Der Raum war schon in feierliches Dunkel getaucht, als die beiden in ihre Loge kletterten. Die Musik schwieg erwartungsvoll; man hörte nichts, als den Viertakt des Motors, der gleich nebenan die Lichtmaschine trieb. Dann setzte, verschleiert unter der Sordine, eine Suite ein, und in der Manege flammte rotes Licht auf. Zwei Flammengarben schossen aus unsichtbaren Tiefen hervor; im roten Mantel, das Kruzifix in den Händen, trat Coupot, der Henker, feierlichen Schrittes in die Arena. Er inspizierte mit symbolischen Gesten eine abgezirkelte Strecke und winkte; Messnerknaben erschienen, dampfende Becken in den Händen, aus denen sie glühende Kohlen auf den Weg streuten. Dann schichteten sie am Ende der Gasse Reisig zu einem grossen Scheiterhaufen zusammen, den sie entzündeten. Knisternd prasselten Flammen auf, leckten am trockenen Holz hinauf.

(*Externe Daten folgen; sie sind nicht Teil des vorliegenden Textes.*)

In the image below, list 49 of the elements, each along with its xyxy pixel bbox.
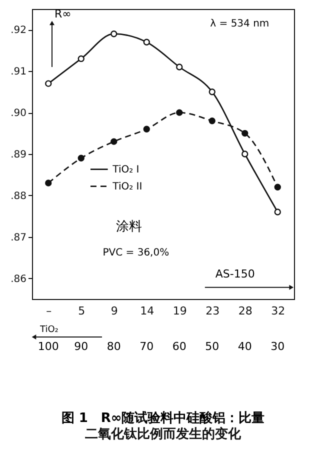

Die Beleuchtung war so unbestimmt und verwirrend, dass niemand recht erkennen konnte, ob diese Dinge, diese Flammen, diese Kohlen, dieses Holz echt waren. Alles konnte ebensogut eine Täuschung sein, eine Illusion der Beleuchtungseffekte, der Stimmung, der Autosuggestion; die drei mussten an indische Fakire denken und an ihre Produktionen, die, wie jene hier, ständig zwischen Trug und Wahrheit balancierten.

Dann kam Ninon, die Sünderin.

Coupot hatte recht gehabt: ihre Nacktheit wirkte, selbst unter den zielbewussten Blicken dieser illusionslosen Menge, nicht wie Selbstzweck. Sie ergab sich aus der Situation; das sprach für die Überzeugungskraft der „Nummer“.

Irgendein Schalthebel mochte gerückt sein — das Licht veränderte sich, ohne dass man die Veränderung so recht erklären konnte. Die Stimmung wurde düsterer, drohender — die Musik ging über in ein erwartungsvolles diminuendo. Der Henker gab ein Zeichen — und die Sünderin schreckte, halb rollengemäss, halb sichtlich voll Angst, zurück. Die Musik brach ab.

Man hörte das Atmen der Menge, als nunmehr Ninon wie in bebender Todesfurcht langsam einen Fuss vor den andern setzte. Es schien, als ob die Kohlen drohender glühten, und ein zischender Dampf stieg auf, wo Ninon den Fuss hinsetzte. Sie schritt langsam die glühende Gasse hinunter, und die flammenden Kohlen wurden dichter und lohender, je näher sie ihrem Ziel kam. Ganz leise setzte das Cello ein; die nervöse Melodie unterstrich die Beklommenheit, die über dem Raum lastete.